The jangly sound of the Danelectro has a great deal to do with the construction of the guitar and the materials used. A lot of metal is employed, including the aluminum nut and metal string saddles. The pickups are wired in series, reportedly because a standard toggle was used, and this also affects the tone of the instrument. Certainly, the lipstick-tube pickups affect tone compared to other guitars due to their unconventional construction. Some players have suggested that the reissue's improved electronics give these units a warmer, more pronounced sound compared to the originals.

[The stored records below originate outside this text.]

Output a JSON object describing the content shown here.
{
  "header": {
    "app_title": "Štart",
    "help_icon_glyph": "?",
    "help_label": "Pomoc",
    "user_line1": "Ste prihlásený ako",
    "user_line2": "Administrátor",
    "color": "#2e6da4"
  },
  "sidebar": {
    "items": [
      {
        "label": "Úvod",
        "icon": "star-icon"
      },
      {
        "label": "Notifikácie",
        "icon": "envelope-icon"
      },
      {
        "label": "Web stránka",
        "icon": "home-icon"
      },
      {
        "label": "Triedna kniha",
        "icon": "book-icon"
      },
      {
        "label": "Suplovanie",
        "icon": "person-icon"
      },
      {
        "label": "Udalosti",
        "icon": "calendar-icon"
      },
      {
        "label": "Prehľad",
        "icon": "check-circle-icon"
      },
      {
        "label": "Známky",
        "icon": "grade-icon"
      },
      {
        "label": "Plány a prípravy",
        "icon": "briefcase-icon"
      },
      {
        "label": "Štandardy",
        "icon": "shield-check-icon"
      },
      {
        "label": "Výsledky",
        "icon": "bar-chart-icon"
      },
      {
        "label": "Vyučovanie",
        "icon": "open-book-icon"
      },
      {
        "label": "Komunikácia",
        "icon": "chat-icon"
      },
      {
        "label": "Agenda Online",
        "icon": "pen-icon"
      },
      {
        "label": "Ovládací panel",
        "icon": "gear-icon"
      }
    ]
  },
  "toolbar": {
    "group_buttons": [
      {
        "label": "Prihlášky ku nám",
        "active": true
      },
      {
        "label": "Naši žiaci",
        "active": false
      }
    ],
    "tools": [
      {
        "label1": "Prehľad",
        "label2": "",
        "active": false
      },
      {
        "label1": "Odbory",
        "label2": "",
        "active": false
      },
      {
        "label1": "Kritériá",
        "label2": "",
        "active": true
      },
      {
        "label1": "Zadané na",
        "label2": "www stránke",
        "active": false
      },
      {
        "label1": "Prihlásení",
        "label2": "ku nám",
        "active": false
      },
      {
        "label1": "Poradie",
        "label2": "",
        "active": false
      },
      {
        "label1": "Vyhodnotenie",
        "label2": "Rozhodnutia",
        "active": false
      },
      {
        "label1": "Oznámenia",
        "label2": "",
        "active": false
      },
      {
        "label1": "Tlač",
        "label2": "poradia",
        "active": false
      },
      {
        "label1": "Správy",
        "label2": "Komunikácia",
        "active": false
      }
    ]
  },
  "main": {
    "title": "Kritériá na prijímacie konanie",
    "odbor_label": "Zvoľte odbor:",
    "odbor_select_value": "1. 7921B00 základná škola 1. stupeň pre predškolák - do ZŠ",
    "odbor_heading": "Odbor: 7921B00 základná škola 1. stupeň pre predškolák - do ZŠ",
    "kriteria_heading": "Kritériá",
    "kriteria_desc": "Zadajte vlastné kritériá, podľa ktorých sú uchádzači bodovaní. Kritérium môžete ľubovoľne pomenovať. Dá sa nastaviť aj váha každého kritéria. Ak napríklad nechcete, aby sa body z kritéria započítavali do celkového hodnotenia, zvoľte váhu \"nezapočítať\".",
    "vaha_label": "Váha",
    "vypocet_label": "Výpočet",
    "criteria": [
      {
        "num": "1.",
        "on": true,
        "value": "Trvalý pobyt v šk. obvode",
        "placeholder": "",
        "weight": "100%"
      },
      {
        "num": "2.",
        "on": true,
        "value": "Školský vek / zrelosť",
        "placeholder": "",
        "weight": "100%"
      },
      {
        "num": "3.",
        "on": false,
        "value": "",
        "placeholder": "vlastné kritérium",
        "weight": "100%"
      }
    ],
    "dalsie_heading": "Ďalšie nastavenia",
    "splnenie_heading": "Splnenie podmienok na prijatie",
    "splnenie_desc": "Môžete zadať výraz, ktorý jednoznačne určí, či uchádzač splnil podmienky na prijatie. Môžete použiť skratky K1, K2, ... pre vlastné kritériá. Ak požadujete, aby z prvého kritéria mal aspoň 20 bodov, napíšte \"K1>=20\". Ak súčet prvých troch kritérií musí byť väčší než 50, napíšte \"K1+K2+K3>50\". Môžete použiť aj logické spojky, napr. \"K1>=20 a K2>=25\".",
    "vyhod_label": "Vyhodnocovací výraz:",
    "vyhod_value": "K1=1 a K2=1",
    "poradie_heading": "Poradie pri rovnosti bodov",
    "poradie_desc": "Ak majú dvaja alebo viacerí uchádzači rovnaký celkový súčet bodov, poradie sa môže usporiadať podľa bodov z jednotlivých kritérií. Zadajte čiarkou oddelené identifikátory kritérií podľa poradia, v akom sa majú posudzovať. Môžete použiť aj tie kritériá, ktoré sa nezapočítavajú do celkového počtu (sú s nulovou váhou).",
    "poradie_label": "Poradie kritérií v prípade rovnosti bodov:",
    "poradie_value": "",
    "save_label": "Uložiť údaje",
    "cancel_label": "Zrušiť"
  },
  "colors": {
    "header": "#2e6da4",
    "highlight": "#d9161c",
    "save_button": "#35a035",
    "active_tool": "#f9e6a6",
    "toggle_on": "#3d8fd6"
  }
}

I find the stubby-feeling neck to be perfect for my style of playing. Not one to go to the Nth fret to get dog-whistle high squeals, I do not miss the upper registers and tend to play on the meat of the neck anyway. The tone of this machine is somewhat Fender-like, something between a Rickenbacker and a Tele perhaps, and this sound responds very well to effects--turning a surf guitar into a blues monster. The neck pickup in particular is well suited to these bluesy sounds. The neck tends to be fast and comfortable, although the funky dimension can lead to losing oneself on the neck, thinking you are playing a lot lower than you really are. Those double-dots at the 12th fret are awful close to the body.
Another key to the Dano's sound is its unusual construction. The left photograph shows the innards via the access plate hole. Large sections of the instrument are hollow, somewhat chambered, and with the width provided by what appears to be blocks of wood which in turn are covered in plywood. The middle photograph shows the pickup adjustment mechanism. Note that the guitar is upside-down, with the top of the photo being the reverse side of the Dano. Although the pickguard was not removed for this photo shoot, others have reported that the construction is similar to Fender--that is, it covers the central cavity. As odd as it may sound, this design WORKS--and works well.
Players used to large, heavy guitars and high-powered double-humbucker pickups find this light design freakish and flimsy. Many players, though, find the feel refreshing and the design chic. And then some people just don't 'get it' at all. The internet is filled with negative comments regarding the guitar's construction with little regard to the net effect. What's with the tape binding, lipstick tube pickups and plywood? One thing is sure: You can't beat the featherlight weight, and as time goes by, it is more and more likely that you will be the only one on the block to have one of these retro rockets. Few guitars in this price range even come close, and none have the kind of character the Danelectro has.